Understanding reward-to-reward transformations in the prefrontal cortex
In social interactions, an action value often critically depends on potential reward delivered to self as well as potential reward delivered to other. In such situations, the brain must distinguish reward outcomes delivered to self and others to compute a relative reward value. Metaphorically to spatial and temporal representations in the brain, this mechanism could be approached from the framework of “reference frame transformation” in individual reward-processing neurons.
Reference frame transformations in the macaque parietal reach region (PRR)
In order to make a voluntary movement to a visual location, the brain needs to solve a non-trivial problem of converting target location represented under one coding scheme (e.g., visual) to another (e.g., motor). In case for visually-guided reaching, the brain must transform a representation of target location relative to the retina into a new representation relative to a particular limb, and then ultimately relative to the joint angles and muscular contractions of the limb. This conversion process (taking place between “sensory” and “motor” coordinates) is known as the sensorimotor transformation. This transformation involves multiple visuomotor areas and many different computations in a distributed cortical reach network. In particular, converging evidence suggests a critical role of the primate posterior parietal cortex in transforming target representation from eye-centered to arm-centered coordinates.

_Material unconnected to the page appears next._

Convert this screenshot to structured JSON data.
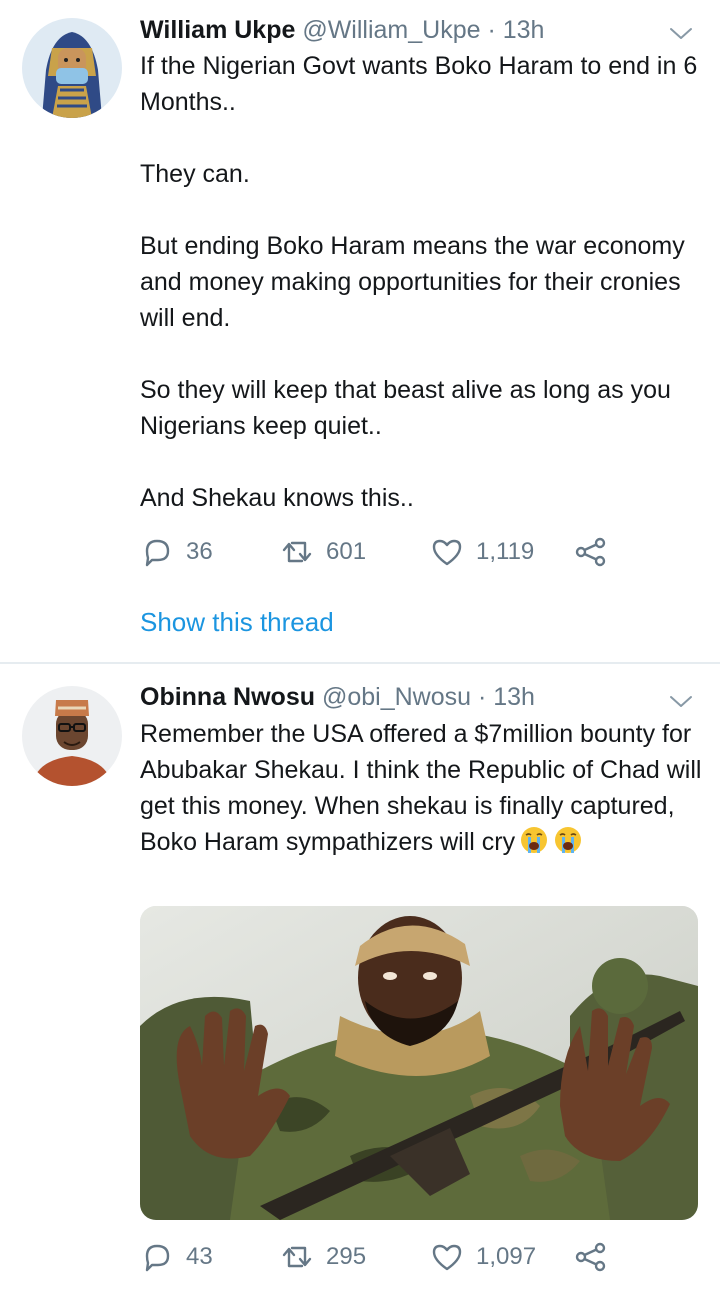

With Larry Snyder, I have studied the neuronal mechanisms underlying the sensorimotor transformation in the parietal reach region (PRR), located in the posterior parietal cortex. We explored whether PRR neurons represent target location in a limb-specific fashion (Chang et al., 2008, Journal of Neuroscience). We recorded the activity of neurons while monkeys planned and executed reaching movements using either the contralateral or ipsilateral limb. Some PRR neurons selectively represented target location for the contralateral limb but not the ipsilateral limb, whereas others represented target location indistinguishably for either the contralateral or ipsilateral limb. Only few cells selectively represented target location for the ipsilateral limb. The activity of PRR neurons were inversely correlated with reaction times of the contralateral limb, but not the ipsilateral limb. Surprisingly, this contralateral limb-specific reaction time correlation was also present in the cells that indistinguishably represented target location for both limbs. Based on these findings, we suggest that PRR operates as a limb-dependent stage of the coordinate transformation. We are currently investigating reference frames employed by PRR neurons, and how various information represented in PRR is used to transform an eye-centered target information into an arm-centered motor error.